Por conta dessa forte tradição empirista por trás do pensamento anti-realista é que talvez fosse de se esperar que um poeta que valoriza tanto os sentidos, como Alberto Caeiro, se aproximasse de algo mais parecido com o realismo aristotélico, ou com o radical nominalismo, mas é o mais surpreendente é que não é o que parece acontecer, aproximando-se, ao contrário, do realismo platônico, como fica claro no poema XL do livro “O Guardador de Rebanhos”:

“Passa uma borboleta por diante de mim

E pela primeira vez no Universo eu reparo

Que as borboletas não têm cor nem movimento,

Assim como as flores não têm perfume nem cor.

A cor é que tem cor nas asas da borboleta,

No movimento da borboleta o movimento é que se move,

O perfume é que tem perfume no perfume da flor.

A borboleta é apenas borboleta

E a flor é apenas flor”

Bertrand Russell, no seu “Os Problemas da Filosofia”, a fim de evitar possíveis confusões e ambiguidades, nomeia com o termo “universal” as mesmas entidades que Platão se referia com os termos “ideias” e “formas”. Os universais, como a “ideia” de justiça, é, segundo Bertrand Russell, “alguma coisa diferente das coisas particulares, das quais as coisas particulares participam” e prossegue dizendo que “Não sendo particular, ela mesma não pode existir no mundo dos sentidos. Além disso, não é efêmera ou mutável como os objetos dos sentidos: é eternamente ela mesma, imutável e indestrutível”. Por ser algo diferente dos particulares, os universais precisam ter, necessariamente, uma existência separada dos particulares, e é isso que lhes confere uma série de propriedades que poderiam ser chamadas de metafísicas.

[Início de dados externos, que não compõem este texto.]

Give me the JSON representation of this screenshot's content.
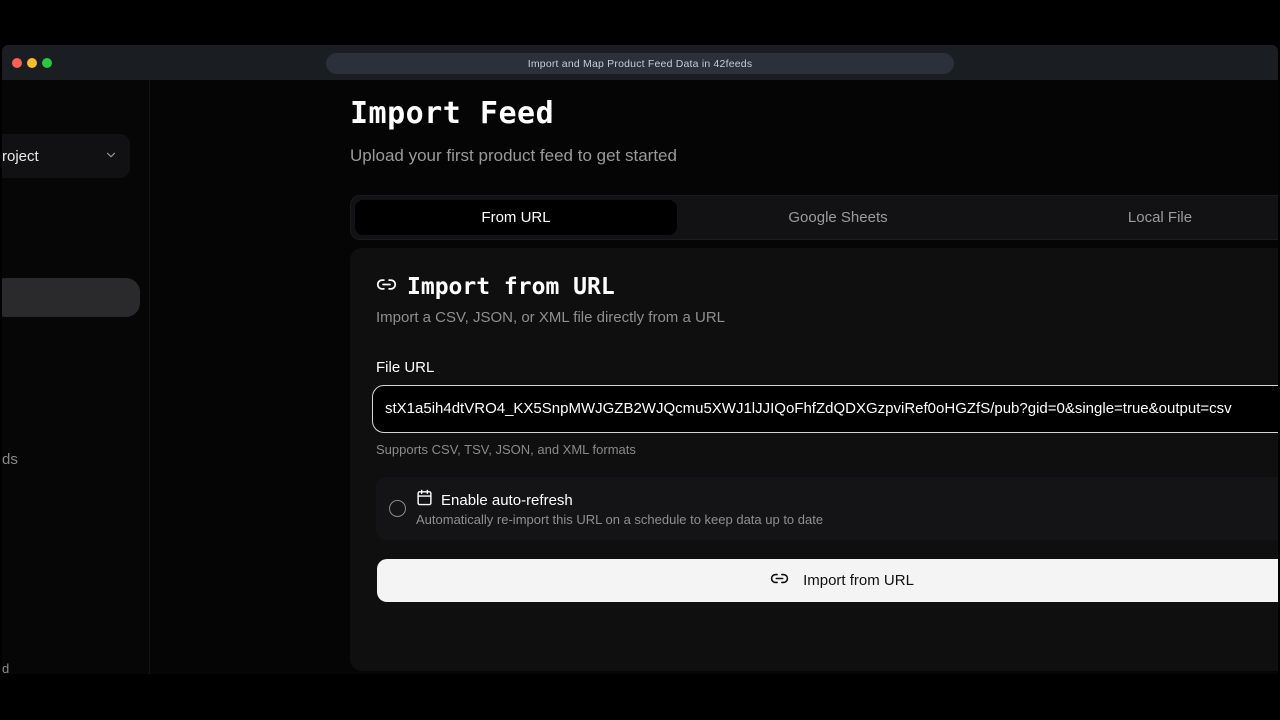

Os universais existem “em parte alguma e em tempo algum”, e mantém com os particulares alguma relação que o próprio Platão recusa-se a explicar no Fédon. No entanto, sabe-se que Platão postula os universais, ou as ideias, como a causa das coisas sensíveis, sendo aquelas a única e verdadeira realidade, das quais os particulares nada mais são que meras imitações imperfeitas. Essa relação obscura que os universais mantém com os particulares é ilustrada na fala de Sócrates, no Fédon, quando o mesmo afirma: “o que é belo é belo por meio do Belo”. Ora, quando Alberto Caeiro afirma que “A cor é que tem cor nas asas da borboleta” não está fazendo nada além de inverter a ordem do discurso de Platão sobre o Belo: assim como é a cor que se manifesta nas asas da borboleta, é o Belo que se manifesta nos particulares que são ditos como belos.

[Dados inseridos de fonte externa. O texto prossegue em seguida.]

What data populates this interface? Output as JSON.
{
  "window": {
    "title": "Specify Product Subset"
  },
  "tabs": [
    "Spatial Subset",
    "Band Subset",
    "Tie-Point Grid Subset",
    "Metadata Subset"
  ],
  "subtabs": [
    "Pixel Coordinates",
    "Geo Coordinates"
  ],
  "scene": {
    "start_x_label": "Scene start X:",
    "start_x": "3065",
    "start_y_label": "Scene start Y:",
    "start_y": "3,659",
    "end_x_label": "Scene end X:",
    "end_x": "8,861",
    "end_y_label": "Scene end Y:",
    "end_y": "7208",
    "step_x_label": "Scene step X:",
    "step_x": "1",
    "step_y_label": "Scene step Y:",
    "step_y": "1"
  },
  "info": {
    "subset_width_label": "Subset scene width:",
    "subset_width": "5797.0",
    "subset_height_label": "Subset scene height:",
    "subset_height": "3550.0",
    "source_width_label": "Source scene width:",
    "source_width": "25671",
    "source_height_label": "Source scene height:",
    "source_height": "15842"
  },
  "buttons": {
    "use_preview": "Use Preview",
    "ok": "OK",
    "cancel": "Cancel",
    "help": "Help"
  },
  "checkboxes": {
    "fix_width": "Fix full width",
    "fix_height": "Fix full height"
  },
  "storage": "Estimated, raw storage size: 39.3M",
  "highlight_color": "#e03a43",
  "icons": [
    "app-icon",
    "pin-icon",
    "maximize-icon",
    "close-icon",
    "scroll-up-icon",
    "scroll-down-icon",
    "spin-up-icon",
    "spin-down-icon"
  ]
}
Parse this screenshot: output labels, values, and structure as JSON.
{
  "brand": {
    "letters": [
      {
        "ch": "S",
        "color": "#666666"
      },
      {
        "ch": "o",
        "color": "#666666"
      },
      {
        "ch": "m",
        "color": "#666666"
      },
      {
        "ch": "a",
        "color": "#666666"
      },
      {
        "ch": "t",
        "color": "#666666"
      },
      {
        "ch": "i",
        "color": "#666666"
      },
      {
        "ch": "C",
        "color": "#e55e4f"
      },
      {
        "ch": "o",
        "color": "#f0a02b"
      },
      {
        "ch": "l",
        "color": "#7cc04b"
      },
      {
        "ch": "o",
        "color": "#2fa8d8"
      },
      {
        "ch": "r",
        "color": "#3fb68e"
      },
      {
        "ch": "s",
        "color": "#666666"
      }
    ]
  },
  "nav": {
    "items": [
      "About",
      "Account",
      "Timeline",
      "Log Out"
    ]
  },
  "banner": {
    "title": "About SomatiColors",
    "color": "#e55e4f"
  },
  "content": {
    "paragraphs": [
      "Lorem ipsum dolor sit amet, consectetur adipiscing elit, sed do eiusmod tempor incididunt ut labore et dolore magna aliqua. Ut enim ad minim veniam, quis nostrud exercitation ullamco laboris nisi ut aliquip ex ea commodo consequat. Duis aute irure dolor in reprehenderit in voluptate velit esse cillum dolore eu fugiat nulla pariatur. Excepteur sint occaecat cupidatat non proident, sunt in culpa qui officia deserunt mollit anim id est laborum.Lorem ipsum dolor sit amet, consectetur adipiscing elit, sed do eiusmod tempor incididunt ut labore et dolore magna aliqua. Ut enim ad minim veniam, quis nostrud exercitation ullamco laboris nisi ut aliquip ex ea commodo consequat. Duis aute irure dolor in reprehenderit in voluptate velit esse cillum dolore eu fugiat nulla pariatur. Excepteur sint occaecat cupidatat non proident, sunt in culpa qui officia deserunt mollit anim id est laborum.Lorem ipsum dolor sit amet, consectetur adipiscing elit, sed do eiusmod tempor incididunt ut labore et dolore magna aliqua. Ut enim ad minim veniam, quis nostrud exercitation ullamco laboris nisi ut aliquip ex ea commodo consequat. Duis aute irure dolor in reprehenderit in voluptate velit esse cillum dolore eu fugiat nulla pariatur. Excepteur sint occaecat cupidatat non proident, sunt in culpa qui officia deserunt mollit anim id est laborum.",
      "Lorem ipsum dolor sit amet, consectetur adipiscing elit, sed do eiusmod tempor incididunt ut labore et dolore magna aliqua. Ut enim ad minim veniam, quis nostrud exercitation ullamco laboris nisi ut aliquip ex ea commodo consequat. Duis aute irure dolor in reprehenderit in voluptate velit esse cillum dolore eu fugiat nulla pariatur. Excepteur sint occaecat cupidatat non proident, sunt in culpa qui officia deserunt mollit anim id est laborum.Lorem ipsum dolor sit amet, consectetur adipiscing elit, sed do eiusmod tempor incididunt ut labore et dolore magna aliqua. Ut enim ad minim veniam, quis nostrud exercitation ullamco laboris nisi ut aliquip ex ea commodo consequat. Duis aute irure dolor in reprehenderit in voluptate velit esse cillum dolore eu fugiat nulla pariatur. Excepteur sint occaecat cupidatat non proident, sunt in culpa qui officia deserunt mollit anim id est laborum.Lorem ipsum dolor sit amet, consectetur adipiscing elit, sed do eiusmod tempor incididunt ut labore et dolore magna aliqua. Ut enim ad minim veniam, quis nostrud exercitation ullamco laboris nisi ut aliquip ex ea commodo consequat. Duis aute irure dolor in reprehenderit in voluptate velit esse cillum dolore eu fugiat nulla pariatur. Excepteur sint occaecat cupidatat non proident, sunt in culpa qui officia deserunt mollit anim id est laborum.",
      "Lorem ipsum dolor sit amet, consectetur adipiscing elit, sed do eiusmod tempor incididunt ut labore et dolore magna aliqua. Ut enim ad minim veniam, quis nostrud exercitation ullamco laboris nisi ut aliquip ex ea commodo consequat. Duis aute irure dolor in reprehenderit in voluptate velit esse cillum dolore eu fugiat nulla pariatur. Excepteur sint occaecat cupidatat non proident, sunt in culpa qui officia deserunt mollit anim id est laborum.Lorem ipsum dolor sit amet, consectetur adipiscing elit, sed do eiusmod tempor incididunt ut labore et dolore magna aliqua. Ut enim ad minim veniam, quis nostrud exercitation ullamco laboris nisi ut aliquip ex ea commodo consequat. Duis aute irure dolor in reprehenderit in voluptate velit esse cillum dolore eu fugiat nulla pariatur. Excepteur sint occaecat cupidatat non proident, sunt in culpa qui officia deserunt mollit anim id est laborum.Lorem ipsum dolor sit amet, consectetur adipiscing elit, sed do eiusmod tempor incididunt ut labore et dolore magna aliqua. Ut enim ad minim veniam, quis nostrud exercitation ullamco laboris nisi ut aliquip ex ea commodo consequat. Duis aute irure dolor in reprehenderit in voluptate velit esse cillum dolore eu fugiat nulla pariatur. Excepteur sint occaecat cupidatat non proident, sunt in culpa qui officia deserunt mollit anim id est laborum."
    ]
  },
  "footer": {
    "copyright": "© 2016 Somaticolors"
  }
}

Uma das objeções que Bertrand Russell levanta contra o adversários do Realismo, que serve até mesmo como uma explicação do porque os próprios realistas fracassaram tanto diante dos nominalistas, é que eles voltaram suas atenções para determinadas classes de universais, como os adjetivos, que, numa terminologia humiana, expressam ideias abstratas, mas se esqueceram que verbos e relações também são universais, e seria algo bastante complicado negar que tais conceitos são reais. Todavia, esse fato não escapou ao olhar atento do poeta Alberto Caeiro, como escapara dos olhos de grandes filósofos. Os verbos, que expressam ações, não podem ser meras abstrações mentais, argumenta Russell. Portanto, só podem ser reais, e como verbos são expressões de universais, então os universais são reais. O que Alberto Caeiro quer dizer no sexto verso do poema XL, “No movimento da borboleta o movimento é que se move”, parece uma atenta observação de que o movimento, como toda e qualquer ação, também é um universal, como afirmou Bertrand Russell, e como tal, tem existência independente dos particulares, sendo, de certa forma, causa do movimento dos particulares, como em Platão. O movimento da borboleta seria apenas uma manifestação, uma instanciação do movimento universal. Outros versos que nos fazem crer que Alberto Caeiro se refere aos universais são os dois últimos, que neste nível da análise já parecem óbvios: “A borboleta é apenas borboleta/ E a flor é apenas flor” não fala de outra coisa se não dos particulares. Ora, se o poeta afirma que a borboleta é apenas borboleta e a flor é apenas flor, em contraste como que antes dissera sobre o movimento, a cor e o perfume, fica claro que ele pensa os particulares e os universais como entidades distintas, afastando-se, assim, do aristotelismo, ao mesmo tempo que concede existência real aos universais, negando assim o nominalismo e aproximando-se do realismo platônico.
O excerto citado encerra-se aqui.